Lons-le-Saunier : FERMET et BAJARD partagent leurs univers à la galerie des Cordeliers

Sans oublier Callypsö dont les activités sont toutes aussi colorées. Pour ceux n’ayant pas assisté au dernier vernissage de la galerie d’Art des Cordeliers, ce sont des regrets qu’il faut ressentir. Il fallait être présent samedi 07 avril 2018 dès 18 h 30.

Dans le genre vernissage composé d’originalités, aux murs, sur des socles de présentation, dans la salle, tout y était. Jean-Paul FERMET et sa compagne Nathalie FATON habillée avec largesses pour l’occasion, à eux seuls, avaient leurs nombreux fans présents. Les photos de Nathalie réalisées par l’artiste photographe Jean-Paul FERMET ne laissent pas indifférent. Certaines plongent le visiteur dans l’univers de la fin du monde. D’autres mettent en scène Nathalie dans des lieux et situations artistiques.

Dominique BAJARD et sa paléontologie imaginaire, surprend avec ses sculptures, au point que l’on s’approche d’elles en tentant de sentir les odeurs animales. La musique d’ambiance provenait du CD réalisé par Jean-Paul FERMET, Wojownik 2023 (5 euros).

Laurence MACHARD, maitresse des lieux s’est exprimée. À propos des œuvres de Dominique BAJARD  : « Ces crânes d’hommes, dévoilent sans leur chaire, toute leur animalité ».  Au sujet de Jean-Paul FERMET : « Jean-Paul FERMET polarise son attention sur son superbe modèle Nathalie FATON. Dans un bel exercice de style, Laurence a mélangé les genres : « Il utilise des artifices qui couvrent le corps, tels des bijoux, les ustensiles, les tatouages. Quant à ses masques à gaz, ses tuniques et ses gaines de cuir, sont autant d’exosquelettes. À la fois menaçants, inquiétants, les talons sont aussi comme des cornes, les doigts sont un peu comme des griffes. Le corps est sublimé, nu, arnaché, il recompose des univers de prédilection. Ces univers tangibles, inquiétants, dans lesquels Jean-Paul met beaucoup d’énergie à restituer. Il est difficile de trouver ces lieux, accessoires et véhicules. C’est vraiment un gros travail. En plus du travail de photographe.

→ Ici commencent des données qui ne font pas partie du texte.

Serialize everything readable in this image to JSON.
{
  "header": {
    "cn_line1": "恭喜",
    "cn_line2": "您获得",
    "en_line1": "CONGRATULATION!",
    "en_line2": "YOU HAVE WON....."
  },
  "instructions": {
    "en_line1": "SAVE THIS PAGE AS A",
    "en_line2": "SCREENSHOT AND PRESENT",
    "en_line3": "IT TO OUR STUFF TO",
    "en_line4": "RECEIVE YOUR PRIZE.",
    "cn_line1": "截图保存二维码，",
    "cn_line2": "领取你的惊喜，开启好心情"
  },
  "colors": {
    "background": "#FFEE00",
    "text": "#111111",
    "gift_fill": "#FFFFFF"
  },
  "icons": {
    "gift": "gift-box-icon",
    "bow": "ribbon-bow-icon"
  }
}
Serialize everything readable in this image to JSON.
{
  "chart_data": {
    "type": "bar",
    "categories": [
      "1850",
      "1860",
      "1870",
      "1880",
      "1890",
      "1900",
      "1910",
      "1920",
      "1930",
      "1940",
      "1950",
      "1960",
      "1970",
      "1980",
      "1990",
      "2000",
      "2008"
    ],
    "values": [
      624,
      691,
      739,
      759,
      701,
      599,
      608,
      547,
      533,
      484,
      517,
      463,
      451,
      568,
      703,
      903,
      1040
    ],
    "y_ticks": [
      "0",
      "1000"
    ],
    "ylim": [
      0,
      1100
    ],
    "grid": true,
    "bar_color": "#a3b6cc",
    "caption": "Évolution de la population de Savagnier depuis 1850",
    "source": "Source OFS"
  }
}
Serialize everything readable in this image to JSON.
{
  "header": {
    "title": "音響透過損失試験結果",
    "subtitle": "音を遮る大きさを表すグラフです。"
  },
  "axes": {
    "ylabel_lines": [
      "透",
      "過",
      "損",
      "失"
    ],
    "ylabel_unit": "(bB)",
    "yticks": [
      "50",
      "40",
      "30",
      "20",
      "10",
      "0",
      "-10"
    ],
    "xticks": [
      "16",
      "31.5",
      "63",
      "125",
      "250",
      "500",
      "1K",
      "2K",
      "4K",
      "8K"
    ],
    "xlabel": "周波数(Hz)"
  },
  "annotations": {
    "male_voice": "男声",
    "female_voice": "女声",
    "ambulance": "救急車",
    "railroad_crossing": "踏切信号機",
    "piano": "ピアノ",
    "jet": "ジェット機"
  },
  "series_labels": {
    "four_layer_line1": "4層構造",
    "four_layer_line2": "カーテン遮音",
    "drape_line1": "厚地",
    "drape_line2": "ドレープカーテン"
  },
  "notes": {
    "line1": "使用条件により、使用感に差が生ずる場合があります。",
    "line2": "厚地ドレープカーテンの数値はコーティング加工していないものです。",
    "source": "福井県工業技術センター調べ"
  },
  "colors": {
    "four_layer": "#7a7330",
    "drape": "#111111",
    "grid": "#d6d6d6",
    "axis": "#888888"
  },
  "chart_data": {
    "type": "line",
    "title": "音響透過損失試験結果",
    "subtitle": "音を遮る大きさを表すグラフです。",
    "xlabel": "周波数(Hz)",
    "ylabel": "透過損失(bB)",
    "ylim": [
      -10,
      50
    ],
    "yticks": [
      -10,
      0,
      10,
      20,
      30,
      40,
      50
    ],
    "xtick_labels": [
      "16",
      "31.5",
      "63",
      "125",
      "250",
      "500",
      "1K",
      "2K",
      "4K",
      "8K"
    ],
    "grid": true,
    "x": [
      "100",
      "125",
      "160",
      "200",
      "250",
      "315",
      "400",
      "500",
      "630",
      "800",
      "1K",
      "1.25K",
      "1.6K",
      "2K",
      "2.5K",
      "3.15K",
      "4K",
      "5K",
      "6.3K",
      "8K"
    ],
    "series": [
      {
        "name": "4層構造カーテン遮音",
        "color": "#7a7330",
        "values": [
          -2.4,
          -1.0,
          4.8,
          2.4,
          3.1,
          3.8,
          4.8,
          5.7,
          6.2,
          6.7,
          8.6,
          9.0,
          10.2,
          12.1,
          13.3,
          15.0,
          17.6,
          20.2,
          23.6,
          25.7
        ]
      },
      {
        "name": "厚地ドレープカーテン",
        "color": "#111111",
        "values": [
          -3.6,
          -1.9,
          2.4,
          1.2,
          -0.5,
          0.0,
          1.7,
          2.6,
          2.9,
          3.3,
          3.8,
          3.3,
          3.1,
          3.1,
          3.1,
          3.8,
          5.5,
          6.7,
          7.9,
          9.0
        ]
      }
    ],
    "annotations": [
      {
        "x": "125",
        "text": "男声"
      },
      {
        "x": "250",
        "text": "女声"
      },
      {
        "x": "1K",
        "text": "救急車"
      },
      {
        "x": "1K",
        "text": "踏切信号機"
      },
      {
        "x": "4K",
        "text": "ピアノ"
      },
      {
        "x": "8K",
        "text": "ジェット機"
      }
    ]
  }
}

Laurence MACHARD au milieu des deux artistes présents au vernissage
Nathalie FATON à droite est sur toutes les photographies de l’exposition de Jean-Paul FERMET

D’un petit saut de puce, Laurence a fait référence à l’association « La Ruche SAPIC« . Comme toutes associations, sa fragilité nécessite la mobilisation financière du public. Pour lui permettre de mettre à bien ses projets culturels.

La salle bondée d’admirateurs, de fans, de curieux, un individu est devenu soudainement violent en s’en prenant à une toile. Armé d’une paire de ciseaux, la tête dissimulée par un bonnet de nuit malmené, Salvatore a voulu attirer l’attention sur « l’intolérance grandissante face à l’art représentant le corps. Également la difficulté à faire comprendre l’accessible de l’art et remettre en question les propositions des grands groupes de distributions ».

Dominique BAJARD en pleine discussion est avec un col bleu clair et cheveux blancs
Jean-Paul FERMET en compagnie de deux élus de la Ville de Lons-le-Saunier. À gauche, Valérie Galle, adjointe en charge de la vie associative, de l’animation et de la communication. À droite, John Huet, adjoint en charge des moyens généraux : ressources humaines, finances et informatique

Les lambeaux de toile ont été partagés avec parfois même des dédicaces des artistes

Sarah de Picotine et Bolichon, a permis d’apprécier des dégustations de bouchées parfumées d’épices délicates. La Galerie d’Art des Cordeliers, c’est au 5 bis, rue des Cordeliers à Lons-le-Saunier.  Fermée dimanche et lundi. Ouverte tous les après-midi du mardi au samedi de 14 h 00 à 18 h 30. Vous n’étiez pas au vernissage, ne tardez plus à venir admirer les réalisation des trois artistes.